While this mindset is understandable, and even commendable for situation where the wrong committed is intentional, it is fairly destructive in situations where the action was neither conscious nor intentional. Should we seek to define a corporate culture we need only to analyze our rules?
As we do so, it’s important to recognize that rules that can be openly ignored are not really rules, rather the behavioral norms are the true indicators of the culture. In other words, while written policies may or may not truly represent to what an organization aspires, it’s only in the reaction to noncompliance that any accurate inference can be made. In even simpler terms, it’s not what an organization says it does that matters . . . it’s what it actually does that makes the difference.
BALANCING JUST CULTURE AND ACCOUNTABILITY
Clearly it is impossible to implement Just Culture without first drawing the line between “honest” mistakes and mistakes so irresponsible that they constitute negligence (they knew or should have known better than to make the mistake), gross recklessness (they took unacceptably high risks), or depraved indifference (they knew what they were doing could lead to catastrophic outcomes and acting without regard to that knowledge).

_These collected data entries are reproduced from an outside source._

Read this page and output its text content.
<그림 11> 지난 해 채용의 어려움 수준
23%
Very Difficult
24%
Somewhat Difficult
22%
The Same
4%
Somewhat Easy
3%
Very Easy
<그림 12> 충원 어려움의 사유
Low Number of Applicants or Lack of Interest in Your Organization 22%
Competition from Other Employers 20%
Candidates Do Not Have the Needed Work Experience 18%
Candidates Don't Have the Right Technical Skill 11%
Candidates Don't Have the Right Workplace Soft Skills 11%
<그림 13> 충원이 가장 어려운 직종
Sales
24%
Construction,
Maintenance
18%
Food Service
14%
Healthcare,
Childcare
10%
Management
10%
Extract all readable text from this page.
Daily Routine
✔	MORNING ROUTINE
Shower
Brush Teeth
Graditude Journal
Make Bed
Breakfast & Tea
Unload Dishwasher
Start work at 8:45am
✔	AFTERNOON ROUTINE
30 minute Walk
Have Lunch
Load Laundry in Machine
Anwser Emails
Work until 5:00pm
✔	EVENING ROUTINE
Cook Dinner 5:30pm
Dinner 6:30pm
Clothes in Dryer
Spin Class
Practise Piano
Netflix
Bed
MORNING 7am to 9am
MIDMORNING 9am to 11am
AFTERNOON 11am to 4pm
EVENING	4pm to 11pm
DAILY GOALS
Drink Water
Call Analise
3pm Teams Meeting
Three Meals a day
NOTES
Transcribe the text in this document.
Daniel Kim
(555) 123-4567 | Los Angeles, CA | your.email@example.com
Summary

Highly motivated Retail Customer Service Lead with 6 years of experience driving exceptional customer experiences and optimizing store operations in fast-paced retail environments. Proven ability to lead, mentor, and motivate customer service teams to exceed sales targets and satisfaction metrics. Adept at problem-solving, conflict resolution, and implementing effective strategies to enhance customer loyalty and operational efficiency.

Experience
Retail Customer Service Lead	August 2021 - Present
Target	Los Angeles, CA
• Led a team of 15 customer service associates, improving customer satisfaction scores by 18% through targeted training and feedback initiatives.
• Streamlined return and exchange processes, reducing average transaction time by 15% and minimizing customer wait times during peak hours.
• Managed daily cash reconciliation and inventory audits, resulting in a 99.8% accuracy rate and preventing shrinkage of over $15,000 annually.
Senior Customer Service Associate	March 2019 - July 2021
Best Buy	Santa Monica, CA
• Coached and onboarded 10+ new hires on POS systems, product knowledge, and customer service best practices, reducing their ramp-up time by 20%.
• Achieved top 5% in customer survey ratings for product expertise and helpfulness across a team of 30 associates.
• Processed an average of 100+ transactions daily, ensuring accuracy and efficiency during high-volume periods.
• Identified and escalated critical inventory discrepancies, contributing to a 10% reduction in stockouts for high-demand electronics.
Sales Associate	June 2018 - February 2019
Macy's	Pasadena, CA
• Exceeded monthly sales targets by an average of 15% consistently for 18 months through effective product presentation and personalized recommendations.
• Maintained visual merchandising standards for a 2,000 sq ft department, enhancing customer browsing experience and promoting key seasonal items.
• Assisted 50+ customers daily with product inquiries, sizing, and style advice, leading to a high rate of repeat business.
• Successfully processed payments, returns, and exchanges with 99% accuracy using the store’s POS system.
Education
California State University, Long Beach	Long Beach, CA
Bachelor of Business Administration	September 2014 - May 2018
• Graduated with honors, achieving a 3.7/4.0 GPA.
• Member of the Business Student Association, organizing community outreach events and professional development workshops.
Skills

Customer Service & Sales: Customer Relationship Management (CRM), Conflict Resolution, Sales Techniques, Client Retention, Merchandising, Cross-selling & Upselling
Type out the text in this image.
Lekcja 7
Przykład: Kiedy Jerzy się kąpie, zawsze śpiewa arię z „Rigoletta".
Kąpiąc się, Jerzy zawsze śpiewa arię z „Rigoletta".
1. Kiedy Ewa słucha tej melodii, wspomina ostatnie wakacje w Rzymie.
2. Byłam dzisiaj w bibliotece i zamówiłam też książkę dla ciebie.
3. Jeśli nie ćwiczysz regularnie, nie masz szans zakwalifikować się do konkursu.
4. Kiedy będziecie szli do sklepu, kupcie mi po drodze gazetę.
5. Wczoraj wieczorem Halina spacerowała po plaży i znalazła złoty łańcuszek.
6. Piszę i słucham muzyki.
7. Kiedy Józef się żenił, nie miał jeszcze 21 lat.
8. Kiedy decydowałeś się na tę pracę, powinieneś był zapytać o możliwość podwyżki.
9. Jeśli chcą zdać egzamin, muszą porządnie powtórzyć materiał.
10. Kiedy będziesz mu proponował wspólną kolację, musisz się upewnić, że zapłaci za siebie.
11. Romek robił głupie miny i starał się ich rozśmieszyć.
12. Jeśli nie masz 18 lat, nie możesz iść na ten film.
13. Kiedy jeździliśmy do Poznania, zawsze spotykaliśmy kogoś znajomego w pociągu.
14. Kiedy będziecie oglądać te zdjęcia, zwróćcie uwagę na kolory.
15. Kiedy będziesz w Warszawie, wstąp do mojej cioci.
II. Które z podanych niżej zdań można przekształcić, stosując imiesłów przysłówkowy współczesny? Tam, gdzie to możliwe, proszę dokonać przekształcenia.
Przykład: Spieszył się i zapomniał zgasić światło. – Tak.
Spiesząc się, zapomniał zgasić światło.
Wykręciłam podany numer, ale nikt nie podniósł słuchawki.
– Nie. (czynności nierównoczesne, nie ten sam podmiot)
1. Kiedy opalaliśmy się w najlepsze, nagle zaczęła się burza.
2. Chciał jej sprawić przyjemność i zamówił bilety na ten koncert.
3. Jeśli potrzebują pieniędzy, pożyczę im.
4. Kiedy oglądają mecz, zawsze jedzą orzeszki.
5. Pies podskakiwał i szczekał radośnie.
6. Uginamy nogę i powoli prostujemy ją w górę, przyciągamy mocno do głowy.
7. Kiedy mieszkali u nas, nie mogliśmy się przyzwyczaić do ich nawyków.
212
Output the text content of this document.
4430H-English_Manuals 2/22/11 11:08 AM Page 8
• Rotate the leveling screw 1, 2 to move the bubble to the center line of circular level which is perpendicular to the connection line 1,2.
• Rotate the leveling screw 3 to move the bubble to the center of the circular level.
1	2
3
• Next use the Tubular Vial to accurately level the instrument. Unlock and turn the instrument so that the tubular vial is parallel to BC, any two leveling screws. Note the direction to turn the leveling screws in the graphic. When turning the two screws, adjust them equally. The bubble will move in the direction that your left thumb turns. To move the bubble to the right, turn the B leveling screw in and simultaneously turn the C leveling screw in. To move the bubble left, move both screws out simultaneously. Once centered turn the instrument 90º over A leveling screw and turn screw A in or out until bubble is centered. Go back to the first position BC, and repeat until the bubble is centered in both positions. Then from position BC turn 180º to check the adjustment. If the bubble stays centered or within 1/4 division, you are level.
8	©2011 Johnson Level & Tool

There are some clear guiding principles in determining where the line between blame-free mistakes and accountability:
• Intent. Before we can determine whether or not a person should be disciplined for a particular action, we need to understand the root cause of the decision. It is unjust hold an individual accountable for acting with the best intentions – a nurse who violates a policy to save a critically injured patient, for example. Unfortunately determining intent is fraught with difficulties primarily because one need only lie about his or her intent to be absolved of any culpability.
• Capability. Many mistakes are rooted in a lack of capability – the person makes mistakes simply because they are not physically or mentally equipped to do the job correctly. Obviously an organization cannot in good conscious hold a person accountable for mistakes made because a person was incapable of performing a task correctly.
• Competency. Often mistakes aren’t mistakes at all. In some cases, what seems like a mistake is actually the way an individual was trained to perform a task. In fact, poor training results in many issues related to the gap between the knowledge a person has and the knowledge a person needs to do the job. This gap introduces variation into the process that can lead to catastrophic outcomes.
There is much work left to be done before safety professionals will be able to strike a balance between just culture and accountability. But this balance, once struck, will likely become the foundation of worker safety for the coming decades.